MYSPACE BLOGENTRY:
Monday, February 19, 2007
Seasonal Relationships.
A friend of mine blogged about this and totally disagreed, but I couldn't find myself agreeing with her..
"A season....
When people come into your life for a season, it is because your turn has come to share, grow or learn. They bring you an experience of peace or make you laugh. They may teach you something you have never done. They usually give you an unbelievable amount of joy. Believe it! It is real! But only for a season. In the same way that leaves must fall from the trees, or the moon becomes full and then disappears, your seasonal relationships will end at divinely appointed time. When that time comes, there is nothing you can say or do to make it work. there is one you can blame. You cannor fix it. You cannot explain it. The harder you clutch, the worse it will feel. When the end of a season comes in a loving relationship, the only thing for you to do is let go."

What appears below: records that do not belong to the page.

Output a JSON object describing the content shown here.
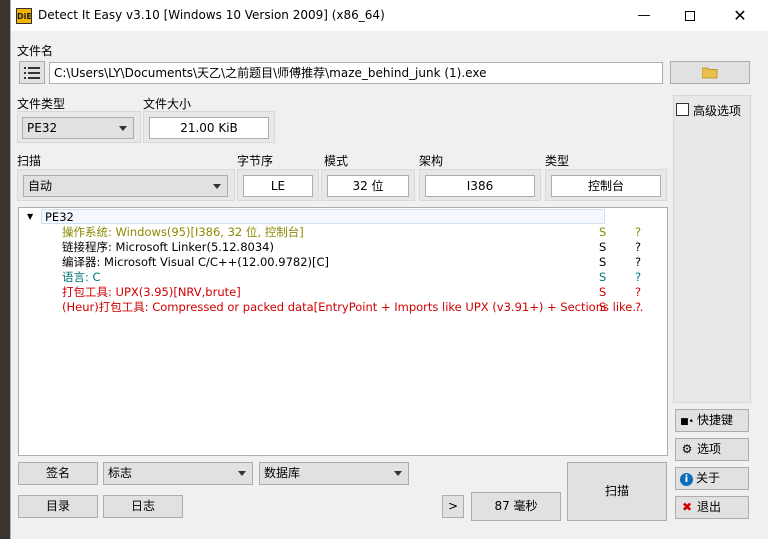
{
  "window": {
    "title": "Detect It Easy v3.10 [Windows 10 Version 2009] (x86_64)",
    "icon_label": "DiE"
  },
  "file": {
    "label": "文件名",
    "path": "C:\\Users\\LY\\Documents\\天乙\\之前题目\\师傅推荐\\maze_behind_junk (1).exe"
  },
  "file_type": {
    "label": "文件类型",
    "value": "PE32"
  },
  "file_size": {
    "label": "文件大小",
    "value": "21.00 KiB"
  },
  "scan": {
    "label": "扫描",
    "value": "自动"
  },
  "endianness": {
    "label": "字节序",
    "value": "LE"
  },
  "mode": {
    "label": "模式",
    "value": "32 位"
  },
  "arch": {
    "label": "架构",
    "value": "I386"
  },
  "type": {
    "label": "类型",
    "value": "控制台"
  },
  "advanced": {
    "label": "高级选项",
    "checked": false
  },
  "results": {
    "root": "PE32",
    "rows": [
      {
        "text": "操作系统: Windows(95)[I386, 32 位, 控制台]",
        "s": "S",
        "q": "?",
        "color": "#8a8a00"
      },
      {
        "text": "链接程序: Microsoft Linker(5.12.8034)",
        "s": "S",
        "q": "?",
        "color": "#000000"
      },
      {
        "text": "编译器: Microsoft Visual C/C++(12.00.9782)[C]",
        "s": "S",
        "q": "?",
        "color": "#000000"
      },
      {
        "text": "语言: C",
        "s": "S",
        "q": "?",
        "color": "#007878"
      },
      {
        "text": "打包工具: UPX(3.95)[NRV,brute]",
        "s": "S",
        "q": "?",
        "color": "#d00000"
      },
      {
        "text": "(Heur)打包工具: Compressed or packed data[EntryPoint + Imports like UPX (v3.91+) + Sections like...",
        "s": "S",
        "q": "?",
        "color": "#d00000"
      }
    ]
  },
  "side": {
    "shortcuts": "快捷键",
    "options": "选项",
    "about": "关于",
    "exit": "退出"
  },
  "bottom": {
    "signature": "签名",
    "flags": "标志",
    "database": "数据库",
    "directory": "目录",
    "log": "日志",
    "more": ">",
    "time": "87 毫秒",
    "scan": "扫描"
  },
  "colors": {
    "accent_blue": "#0a6ebd",
    "exit_red": "#d00000"
  }
}
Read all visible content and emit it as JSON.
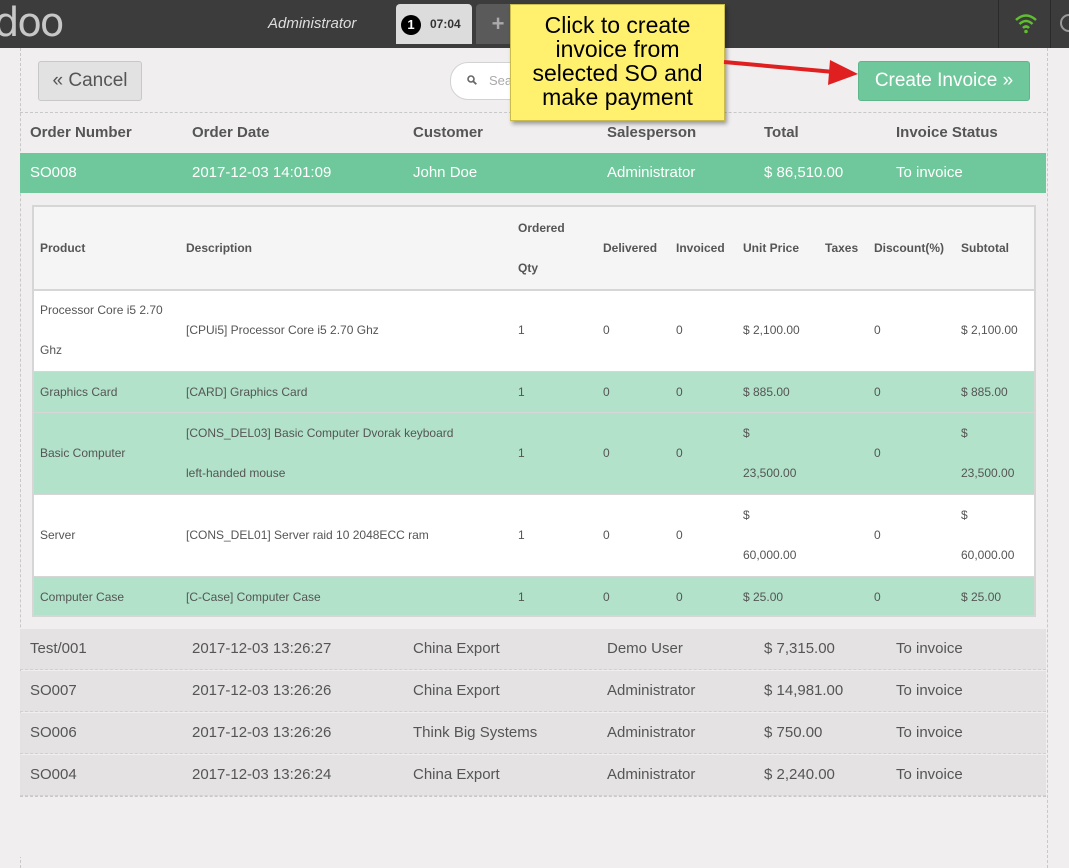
{
  "topbar": {
    "logo": "doo",
    "user": "Administrator",
    "order_number": "1",
    "order_time": "07:04",
    "add_label": "+"
  },
  "controls": {
    "cancel_label": "« Cancel",
    "search_placeholder": "Sea",
    "create_invoice_label": "Create Invoice »"
  },
  "callout": {
    "lines": [
      "Click to create",
      "invoice from",
      "selected SO and",
      "make payment"
    ]
  },
  "orders": {
    "columns": [
      "Order Number",
      "Order Date",
      "Customer",
      "Salesperson",
      "Total",
      "Invoice Status"
    ],
    "selected": {
      "number": "SO008",
      "date": "2017-12-03 14:01:09",
      "customer": "John Doe",
      "salesperson": "Administrator",
      "total": "$ 86,510.00",
      "status": "To invoice"
    },
    "rows": [
      {
        "number": "Test/001",
        "date": "2017-12-03 13:26:27",
        "customer": "China Export",
        "salesperson": "Demo User",
        "total": "$ 7,315.00",
        "status": "To invoice"
      },
      {
        "number": "SO007",
        "date": "2017-12-03 13:26:26",
        "customer": "China Export",
        "salesperson": "Administrator",
        "total": "$ 14,981.00",
        "status": "To invoice"
      },
      {
        "number": "SO006",
        "date": "2017-12-03 13:26:26",
        "customer": "Think Big Systems",
        "salesperson": "Administrator",
        "total": "$ 750.00",
        "status": "To invoice"
      },
      {
        "number": "SO004",
        "date": "2017-12-03 13:26:24",
        "customer": "China Export",
        "salesperson": "Administrator",
        "total": "$ 2,240.00",
        "status": "To invoice"
      }
    ]
  },
  "lines": {
    "columns": {
      "product": "Product",
      "description": "Description",
      "ordered_1": "Ordered",
      "ordered_2": "Qty",
      "delivered": "Delivered",
      "invoiced": "Invoiced",
      "unit_price": "Unit Price",
      "taxes": "Taxes",
      "discount": "Discount(%)",
      "subtotal": "Subtotal"
    },
    "items": [
      {
        "product_1": "Processor Core i5 2.70",
        "product_2": "Ghz",
        "description_1": "[CPUi5] Processor Core i5 2.70 Ghz",
        "description_2": "",
        "qty": "1",
        "delivered": "0",
        "invoiced": "0",
        "price_1": "$ 2,100.00",
        "price_2": "",
        "discount": "0",
        "subtotal_1": "$ 2,100.00",
        "subtotal_2": ""
      },
      {
        "product_1": "Graphics Card",
        "product_2": "",
        "description_1": "[CARD] Graphics Card",
        "description_2": "",
        "qty": "1",
        "delivered": "0",
        "invoiced": "0",
        "price_1": "$ 885.00",
        "price_2": "",
        "discount": "0",
        "subtotal_1": "$ 885.00",
        "subtotal_2": ""
      },
      {
        "product_1": "Basic Computer",
        "product_2": "",
        "description_1": "[CONS_DEL03] Basic Computer Dvorak keyboard",
        "description_2": "left-handed mouse",
        "qty": "1",
        "delivered": "0",
        "invoiced": "0",
        "price_1": "$",
        "price_2": "23,500.00",
        "discount": "0",
        "subtotal_1": "$",
        "subtotal_2": "23,500.00"
      },
      {
        "product_1": "Server",
        "product_2": "",
        "description_1": "[CONS_DEL01] Server raid 10 2048ECC ram",
        "description_2": "",
        "qty": "1",
        "delivered": "0",
        "invoiced": "0",
        "price_1": "$",
        "price_2": "60,000.00",
        "discount": "0",
        "subtotal_1": "$",
        "subtotal_2": "60,000.00"
      },
      {
        "product_1": "Computer Case",
        "product_2": "",
        "description_1": "[C-Case] Computer Case",
        "description_2": "",
        "qty": "1",
        "delivered": "0",
        "invoiced": "0",
        "price_1": "$ 25.00",
        "price_2": "",
        "discount": "0",
        "subtotal_1": "$ 25.00",
        "subtotal_2": ""
      }
    ]
  },
  "colors": {
    "accent": "#6ec89b",
    "line_highlight": "#b2e2c9",
    "callout": "#fff06e",
    "arrow": "#e02020",
    "wifi": "#5fbf2e"
  }
}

The reason why I can't put myself in her shoes is because I have had my share of seasonal relationships, and it's not because I was aware that it was what I was heading into. It was because it was just how it went. It ended, or it just never is the same and becomes a very shallow relationship.
During those relationships, I've shared a lot of myself, grown a alot and also learned.

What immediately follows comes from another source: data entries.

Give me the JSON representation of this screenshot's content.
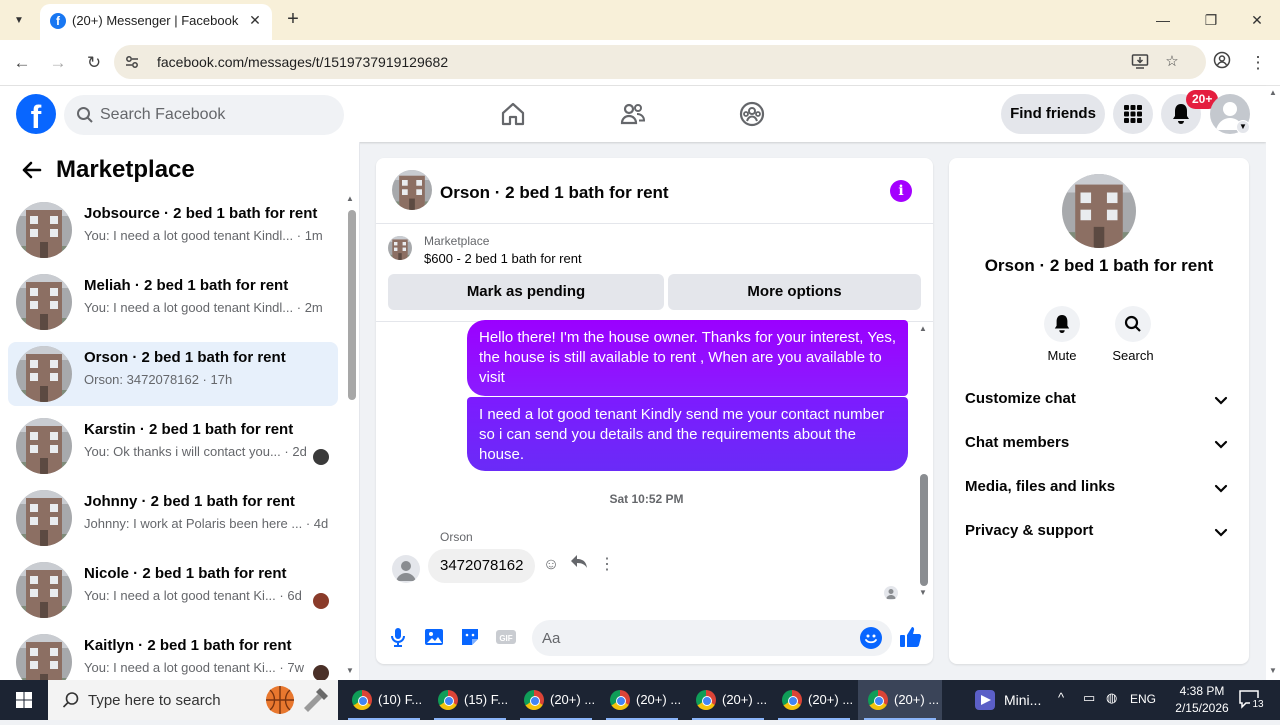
{
  "browser": {
    "tab_title": "(20+) Messenger | Facebook",
    "tab_favicon": "f",
    "url": "facebook.com/messages/t/1519737919129682",
    "site_info_icon": "tune-icon"
  },
  "fb": {
    "logo_letter": "f",
    "search_placeholder": "Search Facebook",
    "find_friends": "Find friends",
    "notif_badge": "20+"
  },
  "sidebar": {
    "title": "Marketplace",
    "conversations": [
      {
        "title": "Jobsource · 2 bed 1 bath for rent",
        "preview": "You: I need a lot good tenant Kindl...",
        "time": "1m"
      },
      {
        "title": "Meliah · 2 bed 1 bath for rent",
        "preview": "You: I need a lot good tenant Kindl...",
        "time": "2m"
      },
      {
        "title": "Orson · 2 bed 1 bath for rent",
        "preview": "Orson: 3472078162",
        "time": "17h"
      },
      {
        "title": "Karstin · 2 bed 1 bath for rent",
        "preview": "You: Ok thanks i will contact you...",
        "time": "2d"
      },
      {
        "title": "Johnny · 2 bed 1 bath for rent",
        "preview": "Johnny: I work at Polaris been here ...",
        "time": "4d"
      },
      {
        "title": "Nicole · 2 bed 1 bath for rent",
        "preview": "You: I need a lot good tenant Ki...",
        "time": "6d"
      },
      {
        "title": "Kaitlyn · 2 bed 1 bath for rent",
        "preview": "You: I need a lot good tenant Ki...",
        "time": "7w"
      }
    ]
  },
  "chat": {
    "title": "Orson · 2 bed 1 bath for rent",
    "listing_source": "Marketplace",
    "listing_price": "$600 - 2 bed 1 bath for rent",
    "mark_pending": "Mark as pending",
    "more_options": "More options",
    "messages": [
      "Hello there! I'm the house owner. Thanks for your interest, Yes, the house is still available to rent , When are you available to visit",
      "I need a lot good tenant Kindly send me your contact number so i can send you details and the requirements about the house."
    ],
    "timestamp": "Sat 10:52 PM",
    "sender": "Orson",
    "incoming": "3472078162",
    "composer_placeholder": "Aa"
  },
  "right_panel": {
    "title": "Orson · 2 bed 1 bath for rent",
    "mute": "Mute",
    "search": "Search",
    "rows": [
      "Customize chat",
      "Chat members",
      "Media, files and links",
      "Privacy & support"
    ]
  },
  "taskbar": {
    "search_placeholder": "Type here to search",
    "apps": [
      "(10) F...",
      "(15) F...",
      "(20+) ...",
      "(20+) ...",
      "(20+) ...",
      "(20+) ...",
      "(20+) ..."
    ],
    "mini_label": "Mini...",
    "lang": "ENG",
    "time": "4:38 PM",
    "date": "2/15/2026",
    "notif_count": "13"
  },
  "colors": {
    "fb_blue": "#0866ff",
    "message_purple": "#9b00ff",
    "message_indigo": "#6a2bf7",
    "active_conv_bg": "#e7f0fb",
    "notif_red": "#e41e3f"
  }
}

But it's not only during. I must say that sometimes.. I have learned more AFTER. It has taught me how the real world functions, how people can be, how material things doesn't really matter, and how I can become a better person. It has given me true friends, selfasteem, strength and motivation.
I'm not saying that I just ran from the first obstacle that came during a rocky road in a relationship and said: "oh no, okay, this is over now".
I've done the begging, the being the whipped little puppy, the conversations, the analyzing, the crying, the being a dramaqueen.. I mean.. I have done my share of shit to try making the relationship better.
This also doesn't mean that I stop caring. I can't really say that I don't give a shit anymore. They've played a huge part of my life. I'm only greatful to them. I can't say that I would be where I am today hadn't been for them.
If you truly loved somebody, that love won't go away when the relationship ends. It might not just be as strong or just not in the same way.
The word "LOVE" is a used and abused word. A word not many know the true meaning of, because TRUE love is unconditional.
So PLEASE PEOPLE.. think twice before you say those three little words.
People come and go. But you also have to let go of the people that's gone and not live in the pain, the tears.. the past. You will never learn and grow, and you wouldn't have anything to share and pass on to others.
The good memories I cherish, and the bad times reminds me of how far I've come and empowers me..
Written by: hella halo halo -eily.
2 comments:
i like this one. i remember it :) remember what you used to call me before you knew my name? i wonder if you remember it. i hope all is well and maybe we'll see each other some time soon. have a happy christmas and a fresh new year.
I have a faint idea who you might be, but you're still speaking in codes. Happy Christmas and the freshest New Year to you too.